For example, Victory Capital offers a suite of smart beta ETFs that focus on volatility-based weighting methodology to potentially help investors generate improved risk-adjusted returns.
The VictoryShares US 500 Enhanced Volatility Wtd ETF (CFO), VictoryShares US EQ Income Enhanced Volatility Wtd ETF (CDC) and VictoryShares US 500 Volatility Wtd ETF (CFA) start with the broad market and screens for companies with four quarters of positive earnings. Those stocks are then weighted based on their standard deviation over the past 180 trading days. Stocks with lower volatility are given higher weightings and stocks with greater volatility are given lower weightings.
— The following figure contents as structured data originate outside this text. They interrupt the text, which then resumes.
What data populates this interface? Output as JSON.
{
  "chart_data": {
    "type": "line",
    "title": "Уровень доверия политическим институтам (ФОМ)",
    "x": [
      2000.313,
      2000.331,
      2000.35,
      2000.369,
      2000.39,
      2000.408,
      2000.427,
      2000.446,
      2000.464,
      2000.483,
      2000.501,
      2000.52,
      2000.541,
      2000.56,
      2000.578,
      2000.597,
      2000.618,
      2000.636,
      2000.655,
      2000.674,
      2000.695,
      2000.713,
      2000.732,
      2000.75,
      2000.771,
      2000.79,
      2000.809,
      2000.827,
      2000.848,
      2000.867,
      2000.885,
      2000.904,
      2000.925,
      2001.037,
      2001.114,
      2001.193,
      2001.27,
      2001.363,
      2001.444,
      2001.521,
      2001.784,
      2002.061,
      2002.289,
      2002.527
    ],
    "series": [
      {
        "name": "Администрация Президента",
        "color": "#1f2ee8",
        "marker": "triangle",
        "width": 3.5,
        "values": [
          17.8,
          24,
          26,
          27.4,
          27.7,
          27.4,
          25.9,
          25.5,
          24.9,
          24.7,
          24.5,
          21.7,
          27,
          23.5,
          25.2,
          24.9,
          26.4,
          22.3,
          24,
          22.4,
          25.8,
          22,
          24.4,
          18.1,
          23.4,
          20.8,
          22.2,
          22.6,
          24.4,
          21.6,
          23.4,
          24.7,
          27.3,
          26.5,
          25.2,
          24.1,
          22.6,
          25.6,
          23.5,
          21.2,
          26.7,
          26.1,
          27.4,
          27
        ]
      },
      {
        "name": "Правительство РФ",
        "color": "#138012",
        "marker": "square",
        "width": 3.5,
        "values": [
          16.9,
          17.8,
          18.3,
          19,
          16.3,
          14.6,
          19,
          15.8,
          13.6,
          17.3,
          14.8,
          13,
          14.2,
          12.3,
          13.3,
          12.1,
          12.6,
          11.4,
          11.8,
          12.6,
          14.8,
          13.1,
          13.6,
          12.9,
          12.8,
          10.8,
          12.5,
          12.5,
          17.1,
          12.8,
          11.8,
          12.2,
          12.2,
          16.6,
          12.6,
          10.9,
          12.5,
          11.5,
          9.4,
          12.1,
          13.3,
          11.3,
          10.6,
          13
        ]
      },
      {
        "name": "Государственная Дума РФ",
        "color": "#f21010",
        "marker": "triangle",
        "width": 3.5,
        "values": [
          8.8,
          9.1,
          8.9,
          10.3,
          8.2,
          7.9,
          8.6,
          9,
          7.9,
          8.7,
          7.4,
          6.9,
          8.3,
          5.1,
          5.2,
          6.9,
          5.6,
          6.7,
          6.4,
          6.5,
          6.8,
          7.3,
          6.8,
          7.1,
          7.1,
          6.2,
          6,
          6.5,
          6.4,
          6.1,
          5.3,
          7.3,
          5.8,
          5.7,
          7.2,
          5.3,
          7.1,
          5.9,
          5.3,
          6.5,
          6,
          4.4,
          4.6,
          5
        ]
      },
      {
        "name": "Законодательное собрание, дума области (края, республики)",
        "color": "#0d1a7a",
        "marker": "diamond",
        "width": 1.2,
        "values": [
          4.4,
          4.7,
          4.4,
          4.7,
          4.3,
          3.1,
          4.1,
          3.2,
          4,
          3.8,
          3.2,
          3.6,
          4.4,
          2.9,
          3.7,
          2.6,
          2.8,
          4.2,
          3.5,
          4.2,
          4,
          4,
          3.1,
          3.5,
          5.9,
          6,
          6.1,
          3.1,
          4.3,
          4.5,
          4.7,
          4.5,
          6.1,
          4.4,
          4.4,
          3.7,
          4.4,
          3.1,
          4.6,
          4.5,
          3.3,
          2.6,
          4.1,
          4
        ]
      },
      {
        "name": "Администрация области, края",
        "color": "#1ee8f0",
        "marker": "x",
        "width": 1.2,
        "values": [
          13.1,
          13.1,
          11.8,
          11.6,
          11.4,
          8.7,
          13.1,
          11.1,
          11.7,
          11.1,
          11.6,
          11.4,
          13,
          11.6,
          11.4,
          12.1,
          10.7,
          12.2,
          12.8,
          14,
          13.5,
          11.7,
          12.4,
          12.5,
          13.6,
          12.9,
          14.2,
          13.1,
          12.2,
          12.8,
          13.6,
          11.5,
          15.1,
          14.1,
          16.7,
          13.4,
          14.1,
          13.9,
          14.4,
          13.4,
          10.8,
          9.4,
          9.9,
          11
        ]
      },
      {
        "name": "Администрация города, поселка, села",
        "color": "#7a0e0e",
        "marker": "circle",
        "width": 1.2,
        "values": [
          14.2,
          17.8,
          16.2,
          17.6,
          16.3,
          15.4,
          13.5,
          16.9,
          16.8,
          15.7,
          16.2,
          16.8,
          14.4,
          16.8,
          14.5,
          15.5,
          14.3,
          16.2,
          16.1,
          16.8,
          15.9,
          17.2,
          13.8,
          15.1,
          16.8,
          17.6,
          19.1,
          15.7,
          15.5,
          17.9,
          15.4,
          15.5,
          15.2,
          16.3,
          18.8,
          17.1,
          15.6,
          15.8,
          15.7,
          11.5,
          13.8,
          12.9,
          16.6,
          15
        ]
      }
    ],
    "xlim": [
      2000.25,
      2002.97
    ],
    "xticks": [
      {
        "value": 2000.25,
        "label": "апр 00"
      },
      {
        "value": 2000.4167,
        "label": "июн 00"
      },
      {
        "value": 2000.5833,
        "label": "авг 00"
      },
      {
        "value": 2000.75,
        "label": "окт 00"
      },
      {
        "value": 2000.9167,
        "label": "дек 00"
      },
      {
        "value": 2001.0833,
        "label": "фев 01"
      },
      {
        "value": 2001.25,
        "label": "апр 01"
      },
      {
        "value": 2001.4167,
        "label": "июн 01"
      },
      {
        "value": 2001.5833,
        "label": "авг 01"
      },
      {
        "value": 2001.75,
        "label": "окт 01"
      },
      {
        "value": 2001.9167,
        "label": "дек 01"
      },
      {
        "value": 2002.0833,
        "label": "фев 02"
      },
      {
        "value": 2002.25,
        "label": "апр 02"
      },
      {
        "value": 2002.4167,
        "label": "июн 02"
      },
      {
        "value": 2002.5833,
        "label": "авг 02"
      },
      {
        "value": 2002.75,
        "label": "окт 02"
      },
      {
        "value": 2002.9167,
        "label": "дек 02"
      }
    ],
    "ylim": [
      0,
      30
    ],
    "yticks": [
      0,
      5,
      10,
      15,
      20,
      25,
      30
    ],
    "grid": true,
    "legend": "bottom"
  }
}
Ultimately, all securities that pass the earnings criteria are present, just at different weights.
“Historical volatility, not implied or expected volatility, simply drives to how stocks are weighted in the portfolio (vol-weighting), which is done in an effort to improve diversification benefits and, potentially, for downside mitigation. For VictoryShares, vol-weighting simply takes a historical statistic—standard deviation—and uses it to weight a particular basket of stocks. It is not an implied view of where overall market volatility is going based on a derivative product, as with some of these other leveraged ETPs,” according to Victory Capital.
In an attempt to help investors keep emotions in check, the firm offers long/cash ETFs as well that follow a rules-based strategy that shifts from a long position to 75% cash position depending on market swings to help better manage risk exposure. When the ETFs are less than 100% allocated in stocks or bonds, assets are invested in cash or 30-day T-bills. The reallocation process is strictly rules-based and determined based on month-end index values allowing for the potential to dollar cost average back into the market when emotions might make it difficult to do so otherwise.
Looking at CFO, if on the last day of trading of the month the index declines 10% from its all-time high, the ETF will allocate to 75% cash and 25% stocks. If the index falls 20%, the ETF will hold 50% cash and 50% stocks. If the index falls 30%, it will hold 75% stocks and 25% cash. Lastly, if the index plunges 40%, it will hold 100% stocks.